Porque la variante fundamental en el modelo de negocio del iPhone es el ASP (Average Sale Price). Todavía no hay indicios de si Apple renovará su smartphone de gama media SE, pero marzo está a la vuelta de la esquina: empezarán las filtraciones acerca del iPhone 8. Es una gimnasia que Apple tendrá que controlar para que no debilite prematuramente a los modelos vigentes. Presumiblemente, la batalla por el mercado mundial acentuará el peso específico de los modelos premium, como podrá verse en el Mobile World Congress: todas las marcas que pintan algo quieren batirse por la cuota del iPhone.

Otro componente destacado en los resultados del trimestre han sido los servicios [contenidos, Apple Care, Apple Pay, licencias, etc], cuyo aumento ha sido espectacular: 18% interanual. Está muy bien, pero han sido 7.172 millones de dólares, el 13% del total de ingresos. Cumplen la estrategia trazada, pero no son el sustituto necesario del iPhone, entre otras cosas porque hay un vínculo visible entre ambos.

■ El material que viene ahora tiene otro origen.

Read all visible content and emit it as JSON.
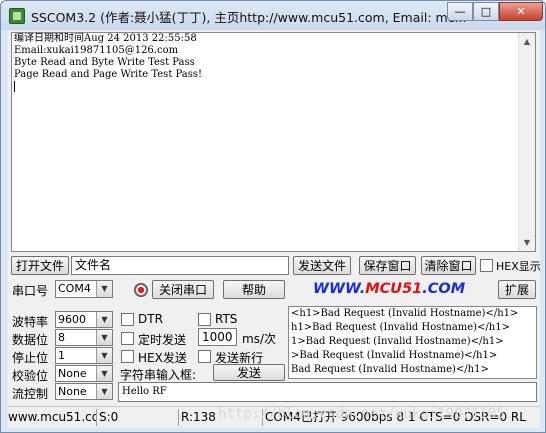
{
  "window": {
    "title": "SSCOM3.2 (作者:聂小猛(丁丁), 主页http://www.mcu51.com,  Email: mc..."
  },
  "titlebar_buttons": {
    "minimize": "—",
    "maximize": "□",
    "close": "✕"
  },
  "log": {
    "lines": [
      "编译日期和时间Aug 24 2013 22:55:58",
      "Email:xukai19871105@126.com",
      "Byte Read and Byte Write Test Pass",
      "Page Read and Page Write Test Pass!"
    ]
  },
  "row1": {
    "open_file": "打开文件",
    "file_name": "文件名",
    "send_file": "发送文件",
    "save_window": "保存窗口",
    "clear_window": "清除窗口",
    "hex_display": "HEX显示"
  },
  "row2": {
    "port_label": "串口号",
    "port_value": "COM4",
    "close_port": "关闭串口",
    "help": "帮助",
    "logo_part1": "WWW.",
    "logo_part2": "MCU51",
    "logo_part3": ".COM",
    "expand": "扩展"
  },
  "settings": {
    "baud_label": "波特率",
    "baud_value": "9600",
    "databits_label": "数据位",
    "databits_value": "8",
    "stopbits_label": "停止位",
    "stopbits_value": "1",
    "parity_label": "校验位",
    "parity_value": "None",
    "flow_label": "流控制",
    "flow_value": "None"
  },
  "options": {
    "dtr": "DTR",
    "rts": "RTS",
    "timed_send": "定时发送",
    "interval_value": "1000",
    "interval_unit": "ms/次",
    "hex_send": "HEX发送",
    "send_newline": "发送新行",
    "string_input_label": "字符串输入框:",
    "send": "发送",
    "input_value": "Hello RF"
  },
  "hex_area": {
    "lines": [
      "<h1>Bad Request (Invalid Hostname)</h1>",
      "h1>Bad Request (Invalid Hostname)</h1>",
      "1>Bad Request (Invalid Hostname)</h1>",
      ">Bad Request (Invalid Hostname)</h1>",
      "Bad Request (Invalid Hostname)</h1>"
    ]
  },
  "status": {
    "website": "www.mcu51.cor",
    "sent": "S:0",
    "received": "R:138",
    "port_status": "COM4已打开  9600bps  8  1  CTS=0 DSR=0 RL",
    "watermark": "http://blog.csdn.net/xukai19871105"
  },
  "colors": {
    "logo_blue": "#1a2bd8",
    "logo_red": "#e01010"
  }
}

Entretanto, el iPad sigue su linea descendente [-19% en unidades, -22% en valor] confirmando la tendencia general del mercado de tabletas: no sólo se venden menos, sino que la gama baja concentra la demanda. Parece como si el iPad Pro ha hecho muy poco para iniciar una recuperación: el precio medio de esta familia de productos ha caído en sólo tres meses de 460 a 423 dólares.

¿Y el Mac? Bien, gracias. Las ventas han sido razonablemente buenas [casi 5,4 millones de unidades, 1% de crecimiento] y su precio medio ha subido de 1.270 a 1.348 dólares. Algo que, desde luego, no pueden decir otros fabricantes de PC, pero no tendrá influencia real en el futuro de Apple: es un producto histórico, intocable, pero no está claro cuánta atención le dedica la compañía en esta fase de su desarrollo.